Он ничего не слышал. У нее было чуткое ухо. Глупое животное, дитя природы, у нее был слух, как у лисы. Вот пожалуйста: вскочила и стоит, напряженно вслушиваясь, — полоумная королева, воплощенная тревога. И эти белые ноги. Ноги, не изувеченные модной обувью.
— Наверное, это Эмиль.
— Нет, это не Эмиль. Придется пойти одеться.
Она выбежала из комнаты.
Сэммлер спустился вниз, недоумевая, куда подевался Уоллес. В дверь звонят и звонят. Марго никогда не умела звонить, никогда не знала, когда следует оторвать палец от кнопки. Сквозь длинную узкую стеклянную панель он увидел ее: на ней была соломенная шляпа, рядом с ней стоял профессор Лал.
— Мы взяли машину напрокат, — сказала она. — Профессор больше не мог ждать. Мы поговорили по телефону с патером Роблесом. Он не видел Шулу несколько дней.
— Профессор Лал. Империал-колледж.
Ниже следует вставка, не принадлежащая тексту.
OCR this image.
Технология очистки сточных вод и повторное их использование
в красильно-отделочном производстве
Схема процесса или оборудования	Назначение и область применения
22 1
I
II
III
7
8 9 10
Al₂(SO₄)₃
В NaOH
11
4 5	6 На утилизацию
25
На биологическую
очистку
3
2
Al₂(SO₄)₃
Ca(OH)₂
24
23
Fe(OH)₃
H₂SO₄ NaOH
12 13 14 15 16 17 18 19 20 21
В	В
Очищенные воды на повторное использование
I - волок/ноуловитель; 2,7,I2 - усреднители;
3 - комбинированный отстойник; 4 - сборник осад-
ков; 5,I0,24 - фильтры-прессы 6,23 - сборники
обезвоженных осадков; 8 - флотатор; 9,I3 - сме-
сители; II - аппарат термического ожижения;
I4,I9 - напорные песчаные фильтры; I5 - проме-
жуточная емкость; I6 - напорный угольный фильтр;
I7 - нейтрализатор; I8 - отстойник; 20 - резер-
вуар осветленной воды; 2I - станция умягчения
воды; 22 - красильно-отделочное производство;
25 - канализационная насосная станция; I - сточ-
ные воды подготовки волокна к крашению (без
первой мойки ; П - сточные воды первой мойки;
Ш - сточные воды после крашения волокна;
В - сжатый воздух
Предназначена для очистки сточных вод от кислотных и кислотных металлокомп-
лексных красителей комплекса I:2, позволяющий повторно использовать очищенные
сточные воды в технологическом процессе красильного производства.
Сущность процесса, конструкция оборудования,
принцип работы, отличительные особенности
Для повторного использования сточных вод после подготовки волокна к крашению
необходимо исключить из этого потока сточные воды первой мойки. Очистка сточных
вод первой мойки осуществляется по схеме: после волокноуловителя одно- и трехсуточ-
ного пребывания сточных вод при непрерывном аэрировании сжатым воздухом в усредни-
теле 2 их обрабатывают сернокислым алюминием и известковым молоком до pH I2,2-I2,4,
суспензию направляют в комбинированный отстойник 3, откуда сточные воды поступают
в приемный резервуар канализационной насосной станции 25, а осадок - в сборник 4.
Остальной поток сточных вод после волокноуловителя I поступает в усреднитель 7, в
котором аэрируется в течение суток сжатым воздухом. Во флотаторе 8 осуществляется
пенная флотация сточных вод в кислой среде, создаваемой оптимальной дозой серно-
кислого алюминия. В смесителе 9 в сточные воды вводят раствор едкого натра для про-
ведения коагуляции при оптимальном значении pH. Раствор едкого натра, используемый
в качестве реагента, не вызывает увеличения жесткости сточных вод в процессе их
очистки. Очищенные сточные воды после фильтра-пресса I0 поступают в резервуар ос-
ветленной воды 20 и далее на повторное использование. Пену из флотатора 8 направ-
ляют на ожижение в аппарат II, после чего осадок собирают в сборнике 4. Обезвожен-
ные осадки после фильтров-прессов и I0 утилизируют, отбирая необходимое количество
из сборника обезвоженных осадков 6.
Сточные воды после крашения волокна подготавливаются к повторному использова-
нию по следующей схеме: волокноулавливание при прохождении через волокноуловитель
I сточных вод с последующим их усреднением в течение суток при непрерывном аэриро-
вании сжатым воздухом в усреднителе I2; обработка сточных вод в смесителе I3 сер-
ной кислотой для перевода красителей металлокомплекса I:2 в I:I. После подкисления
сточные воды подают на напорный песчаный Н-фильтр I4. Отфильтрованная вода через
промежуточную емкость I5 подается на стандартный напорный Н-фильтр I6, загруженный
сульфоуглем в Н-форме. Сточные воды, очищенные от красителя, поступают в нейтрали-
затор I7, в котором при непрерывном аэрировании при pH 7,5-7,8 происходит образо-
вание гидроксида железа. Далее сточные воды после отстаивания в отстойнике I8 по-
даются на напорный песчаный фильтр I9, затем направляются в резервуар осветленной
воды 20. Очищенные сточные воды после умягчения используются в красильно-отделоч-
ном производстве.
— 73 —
Биофизика.
— Я — отец Шулы.
За этим последовали легкие поклоны, рукопожатия.
— Можно пройти в гостиную. Приготовить кофе? Шула здесь? — сказала Марго.
— Здесь.
— А моя рукопись? — сказал Лал. — «Будущее Луны»?
— В целости и сохранности, — сказал Сэммлер. — Она не здесь, но заперта в надежном месте. Ключи у меня. Профессор Лал, пожалуйста, примите мои извинения. Моя дочь поступила очень плохо. Причинила вам столько неприятностей.
В неярком свете прихожей Сэммлер разглядывал встревоженное и огорченное лицо доктора Лала — коричневые щеки, черные волосы, аккуратно разделенные элегантным пробором, огромная веерообразная борода. Как не адекватны слова — как необходимы несколько одновременно употребляемых языков, обращенных к различным участкам мозга в одно и то же время, особенно к участкам, не вступающим в заурядное общение и яростно функционирующим вне связи с остальными. Вместо того чтобы выкуривать десятки сигарет, при этом потягивая виски, при этом вступая в сексуальные отношения с тремя-четырьмя присутствующими, при этом слушая всплески джазовой музыки, при этом получая научную информацию, — и так до полного насыщения… вот как беспредельны сегодняшние требования.